Recentemente, tenho vindo a pensar em muitas coisas sobre AIGC. Para ser sincero, a velocidade de desenvolvimento nesta área é verdadeiramente surpreendente.



Antes de mais, o que é AIGC? É a tecnologia de gerar conteúdos com recurso à inteligência artificial. Trata-se de uma área em que a IA consegue gerar automaticamente conteúdos em vários formatos, como texto, imagens, áudio e vídeo. É recente a memória de como o ChatGPT se tornou um assunto em todo o mundo, mas aquilo é apenas um dos casos de sucesso do AIGC. O facto de, em apenas 1 mês, os utilizadores activos mensais terem ultrapassado 1 000 0000 é uma velocidade quase sem precedentes.

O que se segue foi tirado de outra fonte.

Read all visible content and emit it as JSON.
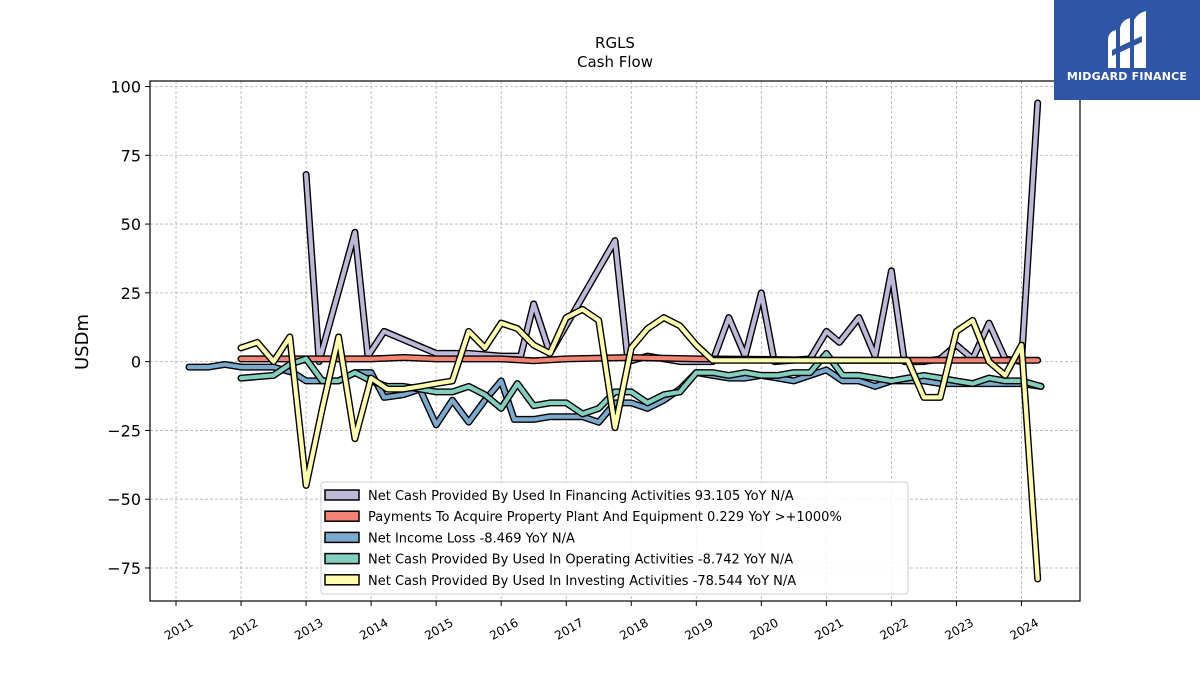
{
  "chart_data": {
    "type": "line",
    "title": "RGLS",
    "subtitle": "Cash Flow",
    "ylabel": "USDm",
    "xlabel": "",
    "ylim": [
      -87,
      102
    ],
    "xlim": [
      2010.6,
      2024.9
    ],
    "yticks": [
      100,
      75,
      50,
      25,
      0,
      -25,
      -50,
      -75
    ],
    "ytick_labels": [
      "100",
      "75",
      "50",
      "25",
      "0",
      "−25",
      "−50",
      "−75"
    ],
    "xticks": [
      2011,
      2012,
      2013,
      2014,
      2015,
      2016,
      2017,
      2018,
      2019,
      2020,
      2021,
      2022,
      2023,
      2024
    ],
    "xtick_labels": [
      "2011",
      "2012",
      "2013",
      "2014",
      "2015",
      "2016",
      "2017",
      "2018",
      "2019",
      "2020",
      "2021",
      "2022",
      "2023",
      "2024"
    ],
    "grid": true,
    "legend_position": "lower-center",
    "series": [
      {
        "name": "Net Cash Provided By Used In Financing Activities  93.105 YoY N/A",
        "color": "#bcb9d9",
        "points": [
          [
            2013.0,
            68
          ],
          [
            2013.2,
            0
          ],
          [
            2013.75,
            47
          ],
          [
            2013.95,
            2
          ],
          [
            2014.2,
            11
          ],
          [
            2015.0,
            3
          ],
          [
            2015.5,
            3
          ],
          [
            2016.0,
            2
          ],
          [
            2016.3,
            2
          ],
          [
            2016.5,
            21
          ],
          [
            2016.75,
            3
          ],
          [
            2017.75,
            44
          ],
          [
            2017.95,
            0
          ],
          [
            2018.25,
            2
          ],
          [
            2018.75,
            0
          ],
          [
            2019.25,
            0
          ],
          [
            2019.5,
            16
          ],
          [
            2019.75,
            2
          ],
          [
            2020.0,
            25
          ],
          [
            2020.2,
            0
          ],
          [
            2020.75,
            1
          ],
          [
            2021.0,
            11
          ],
          [
            2021.2,
            7
          ],
          [
            2021.5,
            16
          ],
          [
            2021.75,
            2
          ],
          [
            2022.0,
            33
          ],
          [
            2022.2,
            0
          ],
          [
            2022.5,
            0
          ],
          [
            2022.75,
            1
          ],
          [
            2023.0,
            6
          ],
          [
            2023.25,
            1
          ],
          [
            2023.5,
            14
          ],
          [
            2023.75,
            1
          ],
          [
            2024.0,
            0
          ],
          [
            2024.25,
            94
          ]
        ]
      },
      {
        "name": "Payments To Acquire Property Plant And Equipment  0.229 YoY >+1000%",
        "color": "#f38373",
        "points": [
          [
            2012.0,
            1
          ],
          [
            2012.75,
            1
          ],
          [
            2013.25,
            1
          ],
          [
            2014.0,
            1
          ],
          [
            2014.5,
            1.5
          ],
          [
            2015.0,
            1
          ],
          [
            2016.0,
            1
          ],
          [
            2016.5,
            0.3
          ],
          [
            2017.0,
            1
          ],
          [
            2018.0,
            1.5
          ],
          [
            2019.0,
            1
          ],
          [
            2020.0,
            0.8
          ],
          [
            2021.0,
            0.5
          ],
          [
            2022.0,
            0.5
          ],
          [
            2023.0,
            0.5
          ],
          [
            2024.25,
            0.5
          ]
        ]
      },
      {
        "name": "Net Income Loss  -8.469 YoY N/A",
        "color": "#7aaacd",
        "points": [
          [
            2011.2,
            -2
          ],
          [
            2011.5,
            -2
          ],
          [
            2011.75,
            -1
          ],
          [
            2012.0,
            -2
          ],
          [
            2012.5,
            -2
          ],
          [
            2012.8,
            -4
          ],
          [
            2013.0,
            -7
          ],
          [
            2013.25,
            -7
          ],
          [
            2013.5,
            -7
          ],
          [
            2013.75,
            -4
          ],
          [
            2014.0,
            -4
          ],
          [
            2014.2,
            -13
          ],
          [
            2014.5,
            -12
          ],
          [
            2014.75,
            -10
          ],
          [
            2015.0,
            -23
          ],
          [
            2015.25,
            -14
          ],
          [
            2015.5,
            -22
          ],
          [
            2015.75,
            -14
          ],
          [
            2016.0,
            -7
          ],
          [
            2016.2,
            -21
          ],
          [
            2016.5,
            -21
          ],
          [
            2016.75,
            -20
          ],
          [
            2017.25,
            -20
          ],
          [
            2017.5,
            -22
          ],
          [
            2017.75,
            -15
          ],
          [
            2018.0,
            -15
          ],
          [
            2018.25,
            -17
          ],
          [
            2018.5,
            -14
          ],
          [
            2018.75,
            -10
          ],
          [
            2019.0,
            -4
          ],
          [
            2019.25,
            -5
          ],
          [
            2019.5,
            -6
          ],
          [
            2019.75,
            -6
          ],
          [
            2020.0,
            -5
          ],
          [
            2020.25,
            -6
          ],
          [
            2020.5,
            -7
          ],
          [
            2020.75,
            -5
          ],
          [
            2021.0,
            -3
          ],
          [
            2021.25,
            -7
          ],
          [
            2021.5,
            -7
          ],
          [
            2021.75,
            -9
          ],
          [
            2022.0,
            -7
          ],
          [
            2022.25,
            -7
          ],
          [
            2022.5,
            -7
          ],
          [
            2022.75,
            -8
          ],
          [
            2023.0,
            -8
          ],
          [
            2023.25,
            -8
          ],
          [
            2023.5,
            -8
          ],
          [
            2023.75,
            -8
          ],
          [
            2024.0,
            -8
          ],
          [
            2024.3,
            -9
          ]
        ]
      },
      {
        "name": "Net Cash Provided By Used In Operating Activities  -8.742 YoY N/A",
        "color": "#82cebf",
        "points": [
          [
            2012.0,
            -6
          ],
          [
            2012.5,
            -5
          ],
          [
            2012.75,
            -1
          ],
          [
            2013.0,
            1
          ],
          [
            2013.25,
            -7
          ],
          [
            2013.5,
            -7
          ],
          [
            2013.75,
            -4
          ],
          [
            2014.0,
            -7
          ],
          [
            2014.25,
            -9
          ],
          [
            2014.5,
            -9
          ],
          [
            2014.75,
            -10
          ],
          [
            2015.0,
            -11
          ],
          [
            2015.25,
            -11
          ],
          [
            2015.5,
            -9
          ],
          [
            2015.75,
            -12
          ],
          [
            2016.0,
            -17
          ],
          [
            2016.25,
            -8
          ],
          [
            2016.5,
            -16
          ],
          [
            2016.75,
            -15
          ],
          [
            2017.0,
            -15
          ],
          [
            2017.25,
            -19
          ],
          [
            2017.5,
            -17
          ],
          [
            2017.75,
            -11
          ],
          [
            2018.0,
            -11
          ],
          [
            2018.25,
            -15
          ],
          [
            2018.5,
            -12
          ],
          [
            2018.75,
            -11
          ],
          [
            2019.0,
            -4
          ],
          [
            2019.25,
            -4
          ],
          [
            2019.5,
            -5
          ],
          [
            2019.75,
            -4
          ],
          [
            2020.0,
            -5
          ],
          [
            2020.25,
            -5
          ],
          [
            2020.5,
            -4
          ],
          [
            2020.75,
            -4
          ],
          [
            2021.0,
            3
          ],
          [
            2021.25,
            -5
          ],
          [
            2021.5,
            -5
          ],
          [
            2021.75,
            -6
          ],
          [
            2022.0,
            -7
          ],
          [
            2022.25,
            -6
          ],
          [
            2022.5,
            -5
          ],
          [
            2022.75,
            -6
          ],
          [
            2023.0,
            -7
          ],
          [
            2023.25,
            -8
          ],
          [
            2023.5,
            -6
          ],
          [
            2023.75,
            -7
          ],
          [
            2024.0,
            -7
          ],
          [
            2024.3,
            -9
          ]
        ]
      },
      {
        "name": "Net Cash Provided By Used In Investing Activities  -78.544 YoY N/A",
        "color": "#fdfdad",
        "points": [
          [
            2012.0,
            5
          ],
          [
            2012.25,
            7
          ],
          [
            2012.5,
            0
          ],
          [
            2012.75,
            9
          ],
          [
            2013.0,
            -45
          ],
          [
            2013.25,
            -17
          ],
          [
            2013.5,
            9
          ],
          [
            2013.75,
            -28
          ],
          [
            2014.0,
            -6
          ],
          [
            2014.25,
            -10
          ],
          [
            2014.5,
            -10
          ],
          [
            2014.75,
            -9
          ],
          [
            2015.0,
            -8
          ],
          [
            2015.25,
            -7
          ],
          [
            2015.5,
            11
          ],
          [
            2015.75,
            5
          ],
          [
            2016.0,
            14
          ],
          [
            2016.25,
            12
          ],
          [
            2016.5,
            6
          ],
          [
            2016.75,
            3
          ],
          [
            2017.0,
            16
          ],
          [
            2017.25,
            19
          ],
          [
            2017.5,
            15
          ],
          [
            2017.75,
            -24
          ],
          [
            2018.0,
            5
          ],
          [
            2018.25,
            12
          ],
          [
            2018.5,
            16
          ],
          [
            2018.75,
            13
          ],
          [
            2019.0,
            6
          ],
          [
            2019.25,
            0.5
          ],
          [
            2019.5,
            0.5
          ],
          [
            2019.75,
            0.5
          ],
          [
            2020.0,
            0.5
          ],
          [
            2020.25,
            0.5
          ],
          [
            2020.5,
            0.5
          ],
          [
            2020.75,
            0.5
          ],
          [
            2021.0,
            0.5
          ],
          [
            2021.25,
            0.5
          ],
          [
            2021.5,
            0.5
          ],
          [
            2021.75,
            0.5
          ],
          [
            2022.0,
            0.5
          ],
          [
            2022.25,
            0.5
          ],
          [
            2022.5,
            -13
          ],
          [
            2022.75,
            -13
          ],
          [
            2023.0,
            11
          ],
          [
            2023.25,
            15
          ],
          [
            2023.5,
            0
          ],
          [
            2023.75,
            -5
          ],
          [
            2024.0,
            6
          ],
          [
            2024.25,
            -79
          ]
        ]
      }
    ]
  },
  "brand": {
    "name": "MIDGARD FINANCE",
    "background": "#2f55a7"
  }
}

Se recuarmos na história do AIGC, o ponto de viragem foi o aparecimento das «Redes Generativas Adversariais» GAN em 2014. O mecanismo em que os modelos generativos e os modelos discriminativos competem entre si para optimizar a aprendizagem era, na altura, inovador no domínio do deep learning.

O que é especialmente interessante é a fusão entre blockchain e AIGC. Em 2020, a plataforma Art Blocks, criada por Erick Snowfro, levou a cabo essa inovação ao tornar realidade conteúdos gerados de forma programável numa blockchain Ethereum. O sistema em que a arte gerada aleatoriamente é gerida por valores de hash e cunhada como NFTs únicos é verdadeiramente brilhante. O fluxo em que os criadores ajustam scripts antecipadamente e os fazem deployment, e em que os coleccionadores obtêm hashes aleatórios no momento da compra para que os NFTs sejam gerados ampliou enormemente as possibilidades da arte generativa.

Nos tempos mais recentes, o CEO de uma certa grande exchange de transacções anunciou o lançamento oficial de um produto de IA. A ideia é que os utilizadores consigam gerar novos NFTs apenas adicionando uma descrição, e a implementação de aplicações «image-to-image» na área das blockchain seria a primeira desse tipo.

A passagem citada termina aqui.